34 g (0.11 mol) of dry chloroform 10 ml
The solution dissolved in was slowly added dropwise at room temperature under a nitrogen atmosphere. The dropping rate was adjusted so that a mild exothermic reaction was maintained during the dropping. After completion of dropping, the reaction solution was stirred at room temperature for 1 hour. The platinum catalyst used was removed by passing the reaction solution through a silica gel column. When the volatile components were evaporated, a crude polymer having a Si group terminal was obtained as a white solid. The crude polymer was purified by reprecipitation from methylene chloride / methanol and dried under reduced pressure to obtain about 19.5 g (about 70% yield) of Si group-terminated polycarbosilane polymer having the following structural formula. The number average molecular weight measured by GPC is 450.
0, the weight average molecular weight was 10,000.

[0044]

[Chemical 12]

Example 1 In 200 ml of the silicic acid-THF solution (SiO ₂ content: 17.2 g) synthesized in Preparation Example 1, polydimethylsiloxane having a SiH group at the molecular end with a molecular weight of about 17,500 (PS542, Chisso (stock) )) 20 g of a 30 wt% solution of THF was added at room temperature, and well stirred until almost uniform. 6 ml of 0.3 N HCl aqueous solution was added to the mixed solution at room temperature with vigorous stirring. Evolution of hydrogen and a mild exotherm were observed. The reaction was carried out at room temperature for 1 hour and at 50 ° C. for 3 hours. The reaction solution was concentrated until the solid content concentration became about 20%. The concentrated solution was poured to a depth of 10 mm in a 100 × 25 × 25 mm mold frame which was previously covered with a Teflon sheet. Do this for 1 week at room temperature and 3 at 50 ° C.
A plate-like silicon-based hybrid material having a thickness of about 2 mm was obtained by drying for one day. The material was as strong as ordinary glass and did not break brittle. As a result of thermogravimetric analysis (TGA), it was found that the silicon-based hybrid material had excellent heat resistance.

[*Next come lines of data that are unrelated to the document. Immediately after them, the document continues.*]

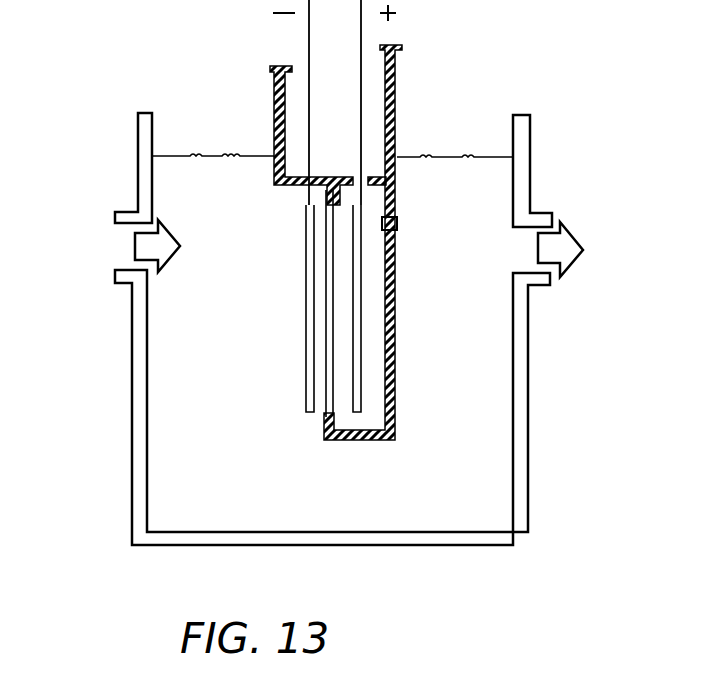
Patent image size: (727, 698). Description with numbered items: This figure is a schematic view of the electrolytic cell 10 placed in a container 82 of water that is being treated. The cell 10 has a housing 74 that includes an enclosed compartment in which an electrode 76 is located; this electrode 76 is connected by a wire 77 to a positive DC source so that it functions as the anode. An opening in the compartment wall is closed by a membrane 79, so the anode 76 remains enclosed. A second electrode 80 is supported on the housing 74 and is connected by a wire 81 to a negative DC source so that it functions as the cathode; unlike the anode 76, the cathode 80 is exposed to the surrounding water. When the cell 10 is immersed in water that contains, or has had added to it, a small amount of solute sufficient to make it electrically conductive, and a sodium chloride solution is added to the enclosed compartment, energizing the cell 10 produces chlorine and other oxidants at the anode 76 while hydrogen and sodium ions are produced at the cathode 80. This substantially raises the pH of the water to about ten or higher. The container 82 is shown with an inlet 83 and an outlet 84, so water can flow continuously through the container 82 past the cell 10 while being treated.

The cell 10 is at (401, 339).
The housing 74 is at (272, 125).
The electrode 76 is at (360, 405).
The wire 77 is at (392, 50).
The membrane 79 is at (325, 293).
The electrode 80 is at (303, 345).
The wire 81 is at (308, 42).
The container 82 is at (528, 383).
The inlet 83 is at (128, 270).
The outlet 84 is at (548, 286).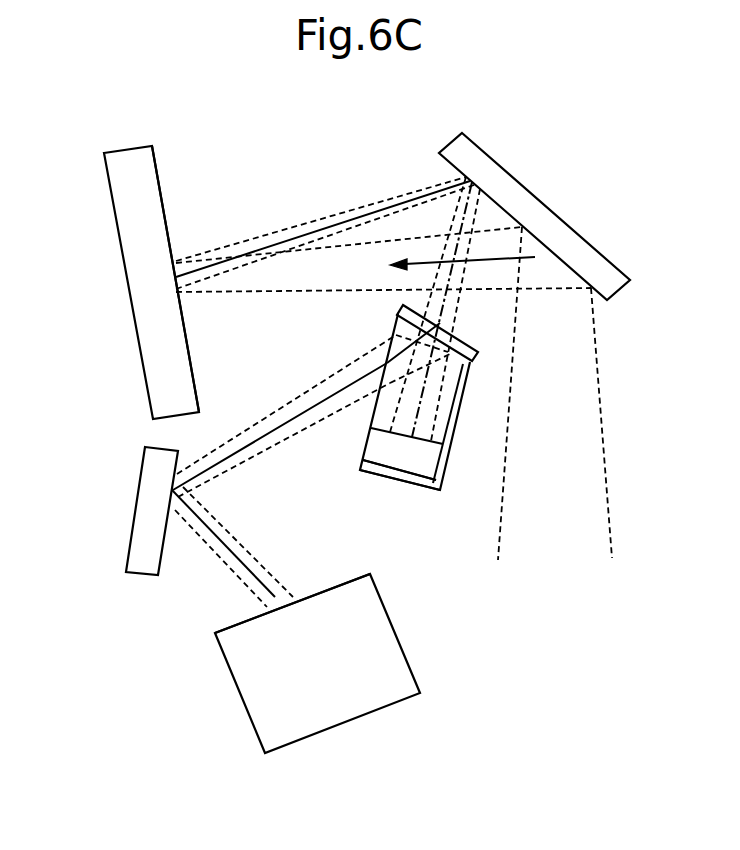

Example 2 TH of the Si-terminated polycarbosilane produced in Production Example 1
A plate-shaped silicon-based hybrid material was obtained in exactly the same manner as in Example 1 except that 25 g of a F30 wt% solution was used. This material was as strong as glass and did not undergo brittle fracture. As a result of thermogravimetric analysis (TGA), it was found that the silicon-based hybrid material had excellent heat resistance.

Comparative Example 1 A plate-shaped molded article was prepared in the same manner as in Example 1 except that a silicon-based polymer having at least two SiH groups in the molecule was not used. After being removed, it became powdery and a molded body could not be obtained.

[0048]

According to the present invention, it is possible to provide a silicon-based hybrid material which is excellent in heat resistance, combustion resistance and environment resistance, is lightweight and has high toughness, high mechanical strength and good moldability.

Claims (1)

[Claims] 1. A silicon-based hybrid material obtained by reacting a silicate with a silicon-based polymer having at least two SiH groups in the molecule.